Hear me out, and before you read any further, I’m going to have you take a deeeeep breath, so I can show you what you’re doing wrong. Don’t skip ahead; no cheating.

Put your right hand on your chest and your left hand on your abdomen. Take a big breath by inhaling through your nose or your mouth (whichever is most natural for you), slowly. Really fill your lungs, and note which hand rises more. Did your right hand move first and most, with your left hand lagging behind – if it moved at all? Did your shoulders go up? Did your traps rise like you were shrugging a couple dumbbells? Congratulations, you are a chest breather.

Now, procure an infant, preferably one with an exposed, protruding belly. Gender matters not. Got one? Great. Lay your infant on its back and watch how the kid breathes. Does his chest rise and rib cage expand? Maybe a little, but the bulk of the action is happening in the belly button region, right? That kid is “belly breathing.” In other words, he is using his diaphragm, a sheet of muscle located between the thoracic and abdominal cavities that (if you do it right) draws oxygen into the lungs upon activation. When it contracts, it moves down into the abdominal cavity, pushing the belly out, increasing the capacity of the lungs while lowering the air pressure, thus spurring the influx of oxygen. The external intercostals, muscles located between the ribs (flex your core with a finger on your ribs and you’ll feel the intercostals fill the gaps), also assist with respiration, but the diaphragm is the prime mover.

If your right hand rose first and most prominently in the previous exercise, you did not effectively utilize your diaphragm. Like the office worker with inactive glutes from too much sitting, you have an inactive diaphragm. Your synergist muscles – the helper muscles that assist the prime mover – are forced to take over. Without the diaphragm contracting and opening up the lower half of the lungs, less space is available for incoming air. Not only that, but according to some, the lower half of the lungs is also by far the most efficient at delivering oxygen; the bottom 13% of the lungs brings in 60 mL O2 per minute, while the top 7% only brings in 4 mL per minute. Chest breathing to the exclusion of diaphragmatic breathing (and that bottom 13%), then, is highly inefficient because it squanders added capacity and more effective tissue.

To really accentuate the inefficiency and help you understand how exclusively chest breathing limits your oxygen, let’s try a couple quick exercises. Stand tall and shrug your shoulders up toward your ears. Hold that position and take a deep breath. Or, rather, try to take a deep breath. You can’t do it. You can take in some air, but not a lot, and what you can take in sounds labored. There’s a big whooshing sound that just doesn’t feel right. It feels… weak.

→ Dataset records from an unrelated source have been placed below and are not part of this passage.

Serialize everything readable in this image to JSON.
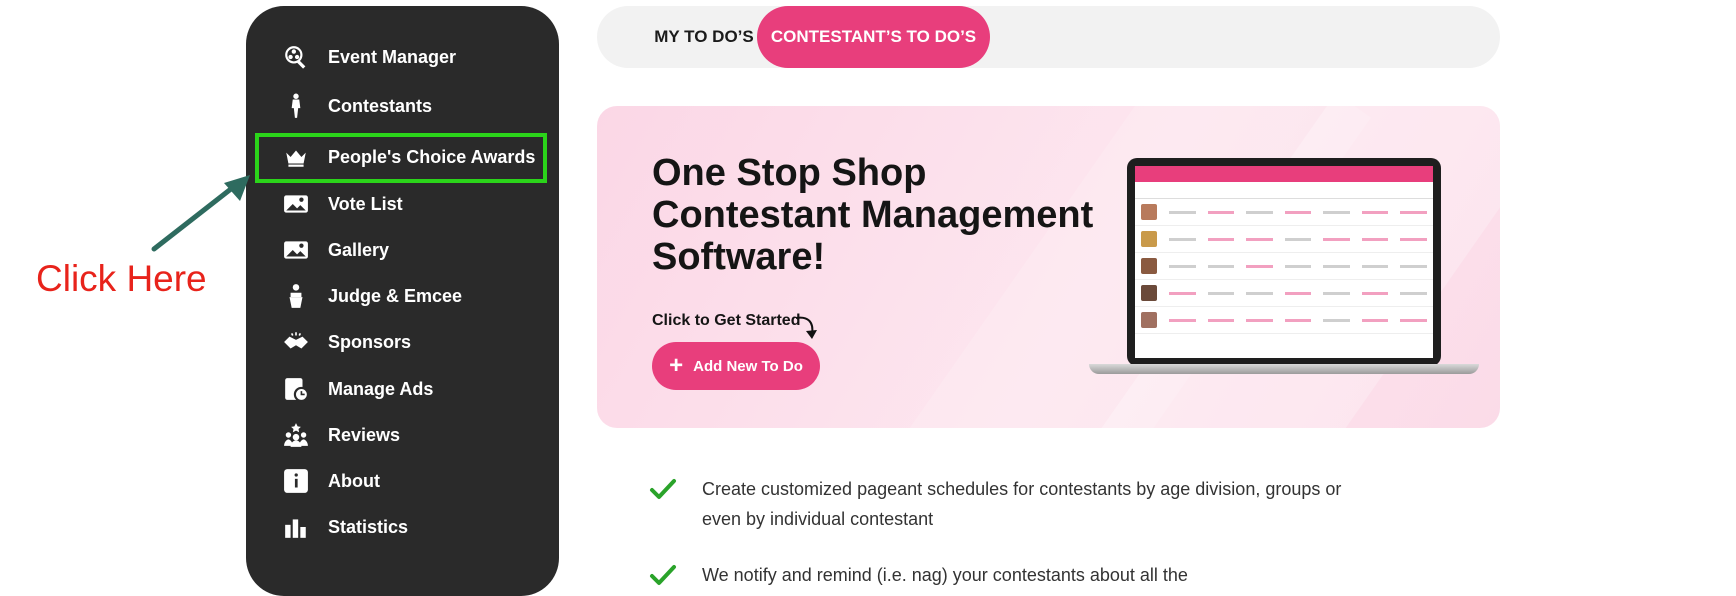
{
  "sidebar": {
    "items": [
      {
        "label": "Event Manager",
        "icon": "event-manager-icon"
      },
      {
        "label": "Contestants",
        "icon": "contestant-icon"
      },
      {
        "label": "People's Choice Awards",
        "icon": "crown-icon"
      },
      {
        "label": "Vote List",
        "icon": "image-list-icon"
      },
      {
        "label": "Gallery",
        "icon": "gallery-icon"
      },
      {
        "label": "Judge & Emcee",
        "icon": "judge-icon"
      },
      {
        "label": "Sponsors",
        "icon": "handshake-icon"
      },
      {
        "label": "Manage Ads",
        "icon": "manage-ads-icon"
      },
      {
        "label": "Reviews",
        "icon": "reviews-icon"
      },
      {
        "label": "About",
        "icon": "info-icon"
      },
      {
        "label": "Statistics",
        "icon": "bar-chart-icon"
      }
    ]
  },
  "annotation": {
    "text": "Click Here",
    "color": "#e8231b",
    "highlight_color": "#2bd41a"
  },
  "tabs": {
    "my_todos": "MY TO DO’S",
    "contestant_todos": "CONTESTANT’S TO DO’S",
    "active": "contestant_todos"
  },
  "hero": {
    "title": "One Stop Shop Contestant Management Software!",
    "cta_label": "Click to Get Started",
    "add_button": "Add New To Do"
  },
  "features": [
    "Create customized pageant schedules for contestants by age division, groups or even by individual contestant",
    "We notify and remind (i.e. nag) your contestants about all the"
  ],
  "colors": {
    "accent": "#e83e7c",
    "sidebar_bg": "#2a2a2a",
    "check": "#2aa32a"
  }
}
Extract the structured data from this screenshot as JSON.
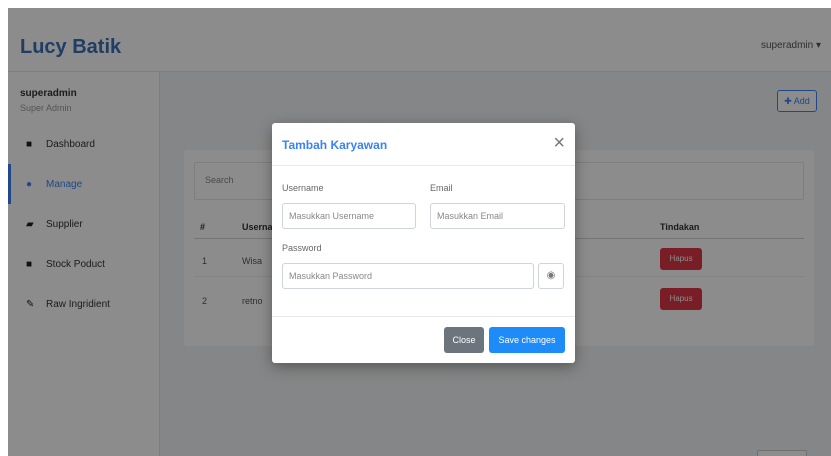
{
  "app": {
    "brand": "Lucy Batik",
    "user_menu": "superadmin ▾"
  },
  "sidebar": {
    "user_name": "superadmin",
    "user_role": "Super Admin",
    "items": [
      {
        "icon": "dashboard-icon",
        "glyph": "■",
        "label": "Dashboard"
      },
      {
        "icon": "user-icon",
        "glyph": "●",
        "label": "Manage"
      },
      {
        "icon": "truck-icon",
        "glyph": "▰",
        "label": "Supplier"
      },
      {
        "icon": "box-icon",
        "glyph": "■",
        "label": "Stock Poduct"
      },
      {
        "icon": "brush-icon",
        "glyph": "✎",
        "label": "Raw Ingridient"
      }
    ]
  },
  "main": {
    "add_button": "✚ Add",
    "search_label": "Search",
    "table": {
      "headers": [
        "#",
        "Username",
        "Tindakan"
      ],
      "rows": [
        {
          "no": "1",
          "username": "Wisa",
          "action": "Hapus"
        },
        {
          "no": "2",
          "username": "retno",
          "action": "Hapus"
        }
      ]
    }
  },
  "modal": {
    "title": "Tambah Karyawan",
    "close_symbol": "×",
    "username_label": "Username",
    "username_placeholder": "Masukkan Username",
    "email_label": "Email",
    "email_placeholder": "Masukkan Email",
    "password_label": "Password",
    "password_placeholder": "Masukkan Password",
    "eye_glyph": "◉",
    "close_button": "Close",
    "save_button": "Save changes"
  },
  "colors": {
    "brand": "#3b6fb6",
    "primary": "#1d8cf8",
    "danger": "#dc3545",
    "secondary": "#6c757d"
  }
}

Next, hunch over at the thoracic spine. Imagine you’re typing away at the computer (shouldn’t be too hard, seeing as how you’re probably reading this post on a computer) and let your chest cave in, your shoulder blades spread out, and your head droop forward. In other words, give yourself the type of terrible posture that millions of us sport each day. Hold that position and try to take a deep breath. It’s belabored, right?

Finally, suck in your gut. Flex those abs and flatten that belly. Inhale, and note how thin and ineffectual your breathing sounds and feels. Your diaphragm is pinned against your contracted abdominal muscles. It can’t go anywhere. It can’t do anything, and your breathing suffers for it.

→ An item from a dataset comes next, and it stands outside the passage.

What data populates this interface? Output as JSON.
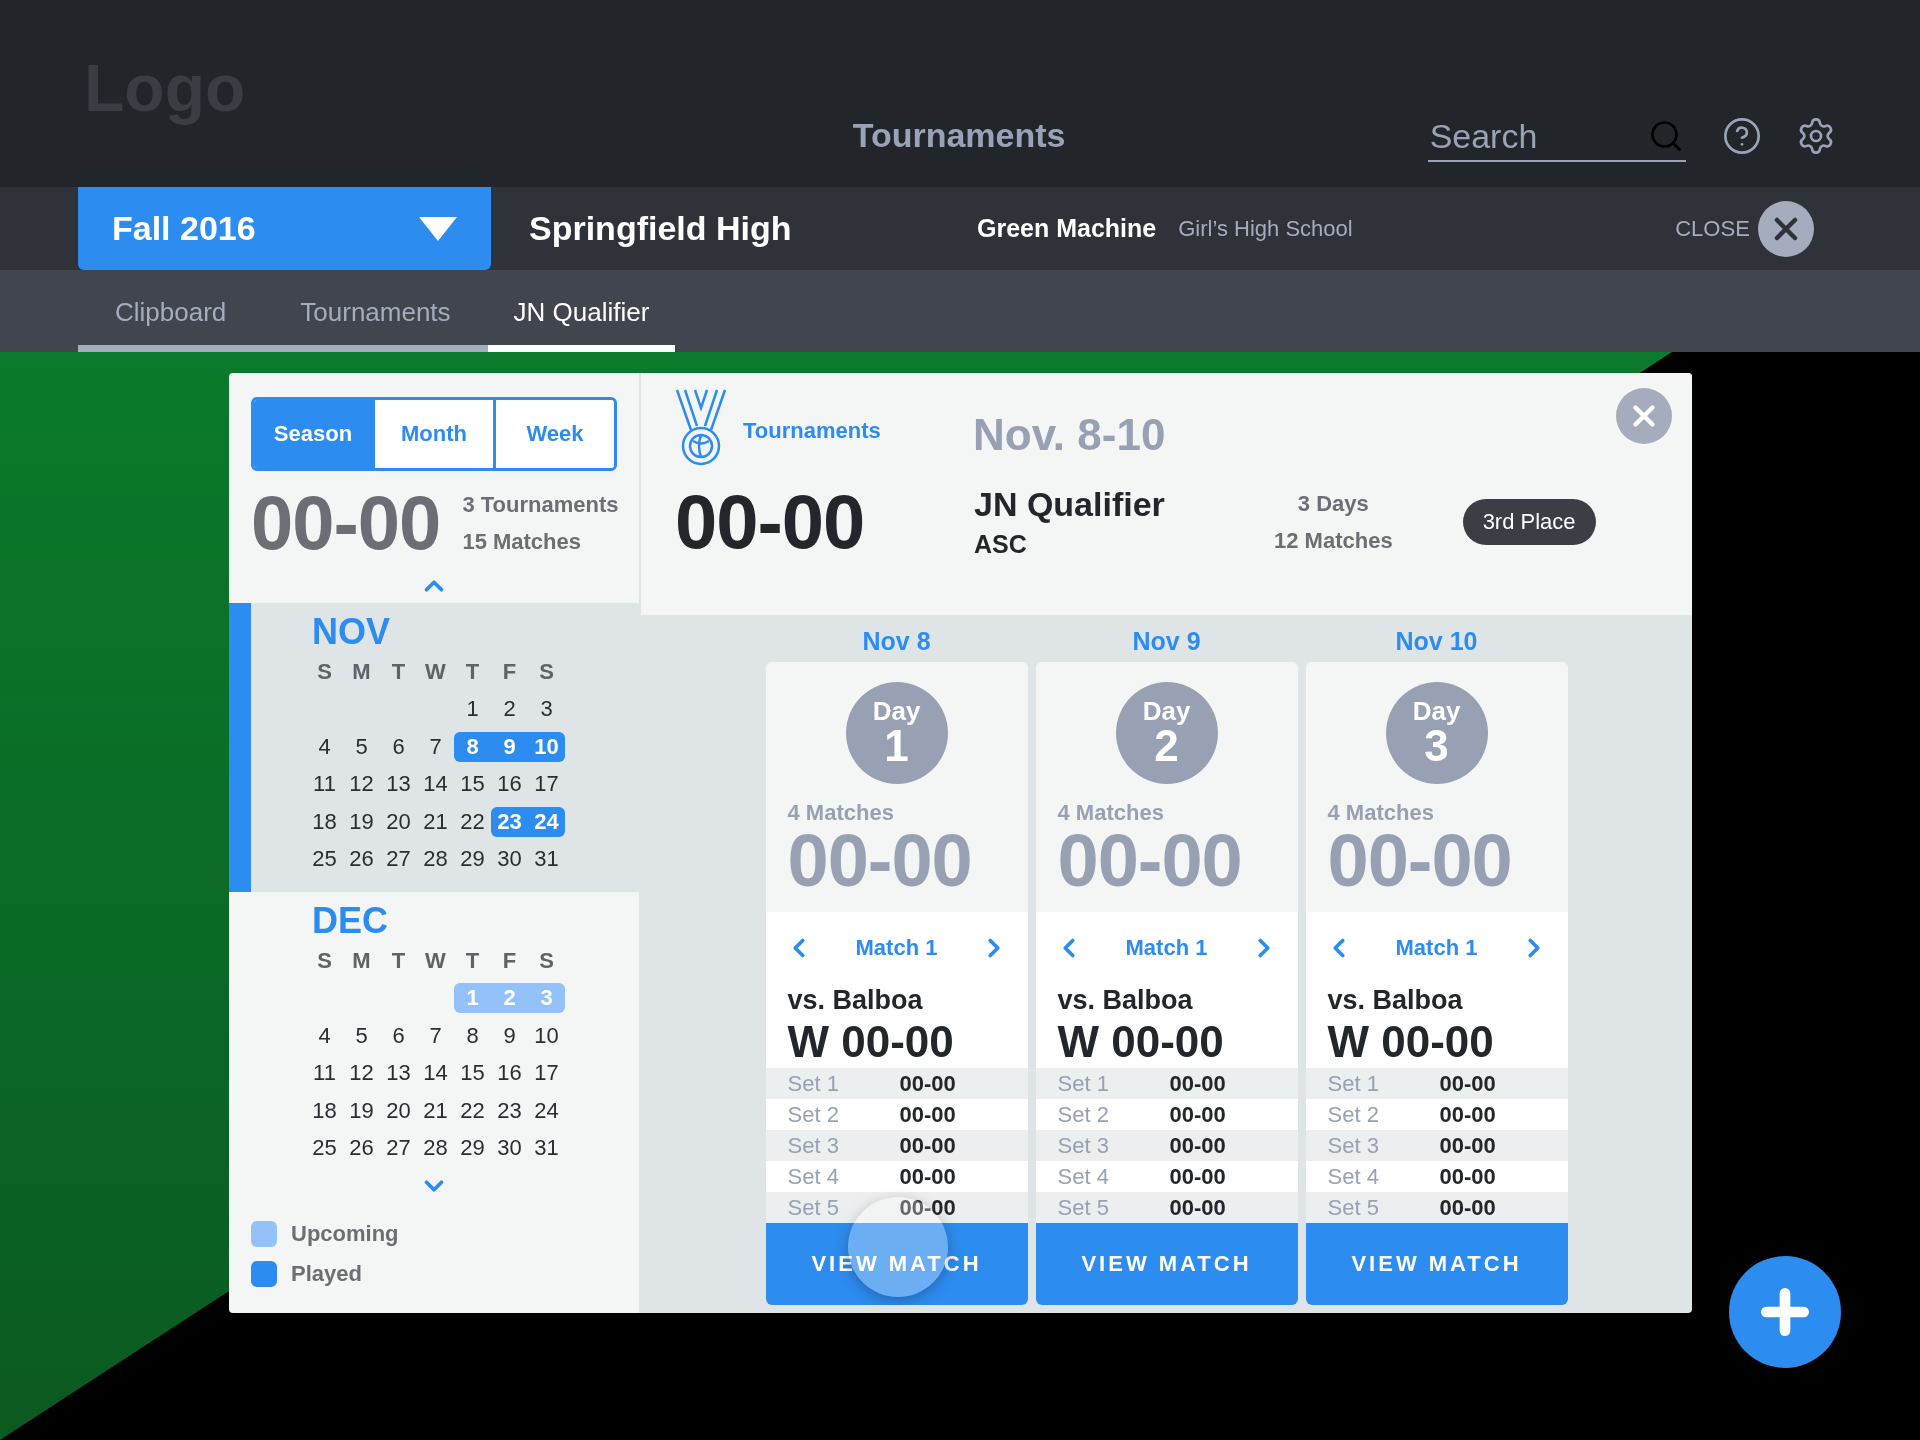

These seemingly exaggerated scenarios actually are not. Realize that a good portion of people go about their day with tight traps, shrugged shoulders, rounded backs, and caved-in chests, constantly sucking in their stomachs as they try to breathe. You see them every day. You work with them. You might even do it yourself without realizing. It’s anything but rare. It’s normal! Alan Watts writes of this “normal” breathing as “fitful and anxious,” with residual air “always being held and not fully released.” Folks hold onto their air and simply pile more on top with the next breath, rather than breathe completely in and completely out each time. They get new air mixed in with the old stuff, enough to function but not enough to thrive. You’ll notice that the only time they truly expel everything from the lungs is when some stressful event elicits a massively audible sigh. That sigh clears everything out and brings a fresh supply of air back in, thus giving a boost of oxygen to the blood and helping us deal with the stress. In other words, most of us can’t even figure out how to breathe deeply in and out on our own to promote relaxation. We rely on our subconscious to do it for us.

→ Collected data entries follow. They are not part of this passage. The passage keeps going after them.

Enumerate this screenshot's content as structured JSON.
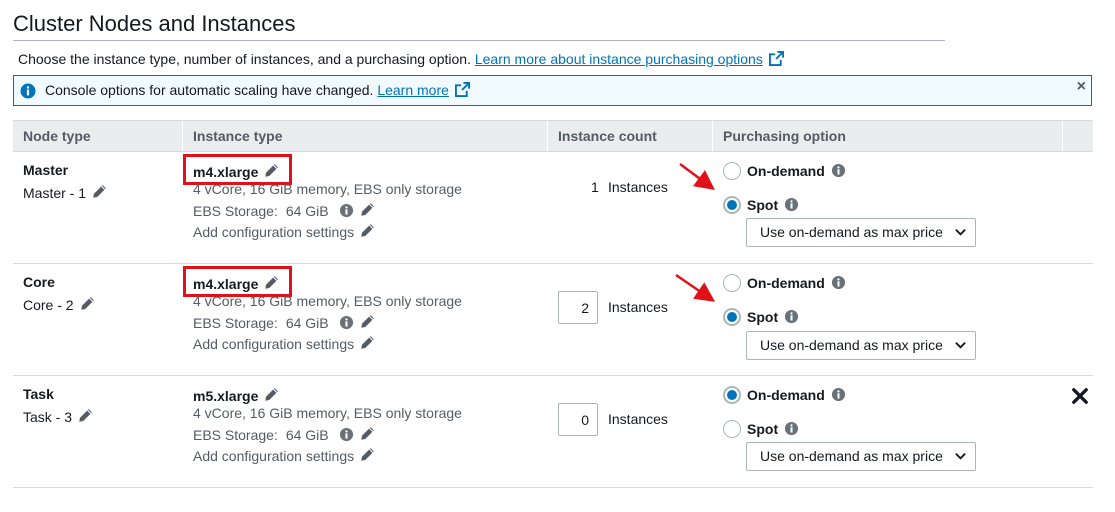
{
  "page": {
    "title": "Cluster Nodes and Instances",
    "subtitle": "Choose the instance type, number of instances, and a purchasing option.",
    "subtitle_link": "Learn more about instance purchasing options"
  },
  "alert": {
    "message": "Console options for automatic scaling have changed.",
    "link": "Learn more",
    "close": "×"
  },
  "table": {
    "headers": {
      "node_type": "Node type",
      "instance_type": "Instance type",
      "instance_count": "Instance count",
      "purchasing_option": "Purchasing option"
    },
    "rows": [
      {
        "node_type": "Master",
        "node_label": "Master - 1",
        "instance_type": "m4.xlarge",
        "instance_desc": "4 vCore, 16 GiB memory, EBS only storage",
        "ebs_label": "EBS Storage:",
        "ebs_value": "64 GiB",
        "add_config": "Add configuration settings",
        "count": "1",
        "count_label": "Instances",
        "on_demand": "On-demand",
        "spot": "Spot",
        "selected": "spot",
        "price_option": "Use on-demand as max price"
      },
      {
        "node_type": "Core",
        "node_label": "Core - 2",
        "instance_type": "m4.xlarge",
        "instance_desc": "4 vCore, 16 GiB memory, EBS only storage",
        "ebs_label": "EBS Storage:",
        "ebs_value": "64 GiB",
        "add_config": "Add configuration settings",
        "count": "2",
        "count_label": "Instances",
        "on_demand": "On-demand",
        "spot": "Spot",
        "selected": "spot",
        "price_option": "Use on-demand as max price"
      },
      {
        "node_type": "Task",
        "node_label": "Task - 3",
        "instance_type": "m5.xlarge",
        "instance_desc": "4 vCore, 16 GiB memory, EBS only storage",
        "ebs_label": "EBS Storage:",
        "ebs_value": "64 GiB",
        "add_config": "Add configuration settings",
        "count": "0",
        "count_label": "Instances",
        "on_demand": "On-demand",
        "spot": "Spot",
        "selected": "on-demand",
        "price_option": "Use on-demand as max price"
      }
    ]
  },
  "icons": {
    "info": "info-icon",
    "pencil": "pencil-icon",
    "external": "external-link-icon",
    "remove": "remove-icon",
    "chevron": "chevron-down-icon"
  },
  "colors": {
    "link": "#0073bb",
    "alert_border": "#0073bb",
    "alert_bg": "#f1faff",
    "highlight": "#e1111a",
    "header_bg": "#eaeded"
  }
}
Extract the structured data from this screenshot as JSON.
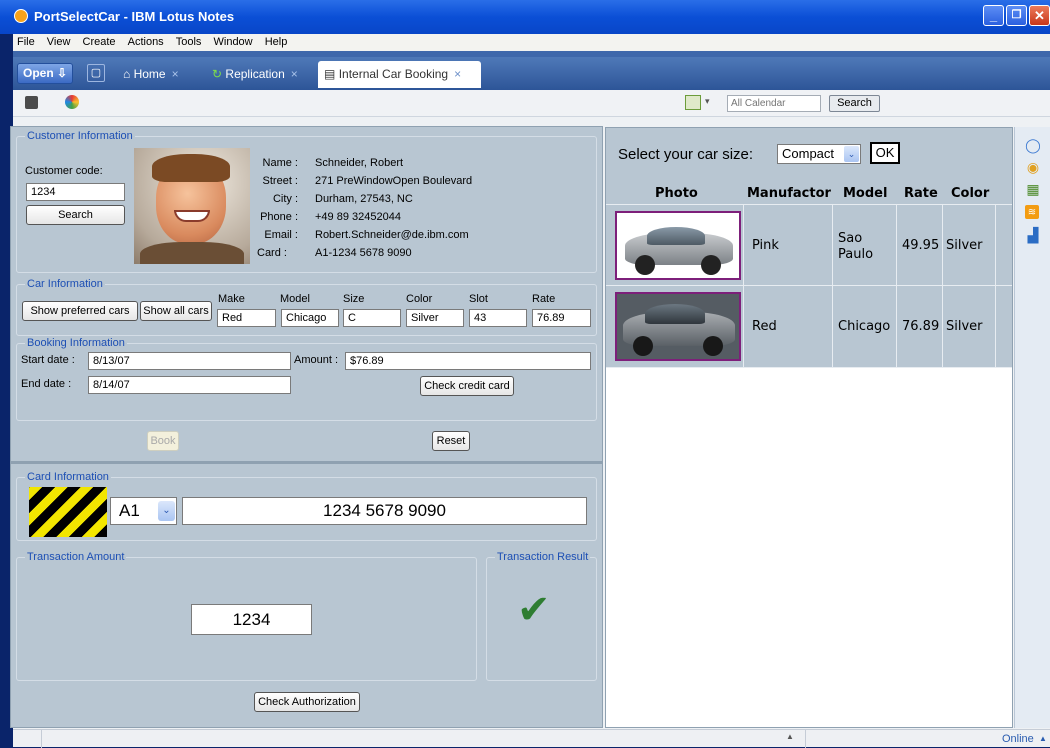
{
  "window": {
    "title": "PortSelectCar - IBM Lotus Notes",
    "controls": {
      "minimize": "_",
      "restore": "❐",
      "close": "✕"
    }
  },
  "menu": [
    "File",
    "View",
    "Create",
    "Actions",
    "Tools",
    "Window",
    "Help"
  ],
  "tabs": {
    "open_label": "Open",
    "items": [
      {
        "label": "Home",
        "close": "×"
      },
      {
        "label": "Replication",
        "close": "×"
      },
      {
        "label": "Internal Car Booking",
        "close": "×"
      }
    ]
  },
  "toolbar": {
    "calendar_placeholder": "All Calendar",
    "search_label": "Search"
  },
  "customer": {
    "legend": "Customer Information",
    "code_label": "Customer code:",
    "code_value": "1234",
    "search_label": "Search",
    "labels": [
      "Name :",
      "Street :",
      "City :",
      "Phone :",
      "Email :",
      "Card :"
    ],
    "values": [
      "Schneider, Robert",
      "271 PreWindowOpen Boulevard",
      "Durham, 27543, NC",
      "+49 89 32452044",
      "Robert.Schneider@de.ibm.com",
      "A1-1234 5678 9090"
    ]
  },
  "car": {
    "legend": "Car Information",
    "show_preferred": "Show preferred cars",
    "show_all": "Show all cars",
    "headers": [
      "Make",
      "Model",
      "Size",
      "Color",
      "Slot",
      "Rate"
    ],
    "values": [
      "Red",
      "Chicago",
      "C",
      "Silver",
      "43",
      "76.89"
    ]
  },
  "booking": {
    "legend": "Booking Information",
    "start_label": "Start date :",
    "start_value": "8/13/07",
    "end_label": "End date :",
    "end_value": "8/14/07",
    "amount_label": "Amount :",
    "amount_value": "$76.89",
    "check_credit": "Check credit card",
    "book": "Book",
    "reset": "Reset"
  },
  "card": {
    "legend": "Card Information",
    "type": "A1",
    "number": "1234 5678 9090",
    "tx_amount_legend": "Transaction Amount",
    "tx_amount": "1234",
    "tx_result_legend": "Transaction Result",
    "result_mark": "✔",
    "check_auth": "Check Authorization"
  },
  "selector": {
    "prompt": "Select your car size:",
    "size": "Compact",
    "ok": "OK",
    "columns": [
      "Photo",
      "Manufactor",
      "Model",
      "Rate",
      "Color"
    ],
    "rows": [
      {
        "manufactor": "Pink",
        "model": "Sao Paulo",
        "rate": "49.95",
        "color": "Silver"
      },
      {
        "manufactor": "Red",
        "model": "Chicago",
        "rate": "76.89",
        "color": "Silver"
      }
    ]
  },
  "status": {
    "online": "Online"
  },
  "colors": {
    "legend_text": "#1d4fb4",
    "check_green": "#2e7d32",
    "titlebar": "#0b4fd6"
  }
}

I say, why wait for our subconscious to kick in? Why not practice proper breathing at all times and reap the benefits without having to wait till stress accumulates and does it for us? Why not do some diaphragmatic, or belly breathing?

You can do this lying down or standing up. To start with, I prefer lying down because it lets you really relax and focus on the movement of the diaphragm. Place your hands on your belly, or even lay a book with reasonable heft on your belly (this will give you something to brace against). Now, take a deep breath and let your belly expand as your diaphragm asserts itself. Your chest and shoulders may rise and your ribs may expand, but this is totally normal and expected as long as the belly moves first. Next, slowly exhale while tightening your core and contracting your abs. As the abdominal muscles contract, they’ll push the diaphragm back up. This will reduce the volume of the thoracic cavity, increase the air pressure, and expel the air contained therein. Continue to take deep diaphragmatic breaths for a couple minutes. Inhale three seconds, exhale six to ten seconds. Big, deep, slow, relaxing breaths.

Do you feel the difference? The relaxation? You might even fall asleep if you’re not careful. While there appear to be objective benefits to making this your default setting, like increased oxygen supply (great for general living and athletic performance), and I’ve already gone over how deep breathing can enhance a healthy lifestyle, the real allure of breathing with your diaphragm is simply using your respiratory as it was meant to be used. The benefits we get from breathing this way – like a reduction in hypertension – stem from eliminating the short, rapid, vapid breaths of chest breathing. We’re not getting “more” or “extra” oxygen; we’re just getting the amount of oxygen that our body “expects.” Nay, that it deserves.

How did belly breathing work for you? Were you a chest breather, or are you way ahead of the curve to begin with? Practice it enough, and eventually it’ll become second nature. Let me know your thoughts in the comment section!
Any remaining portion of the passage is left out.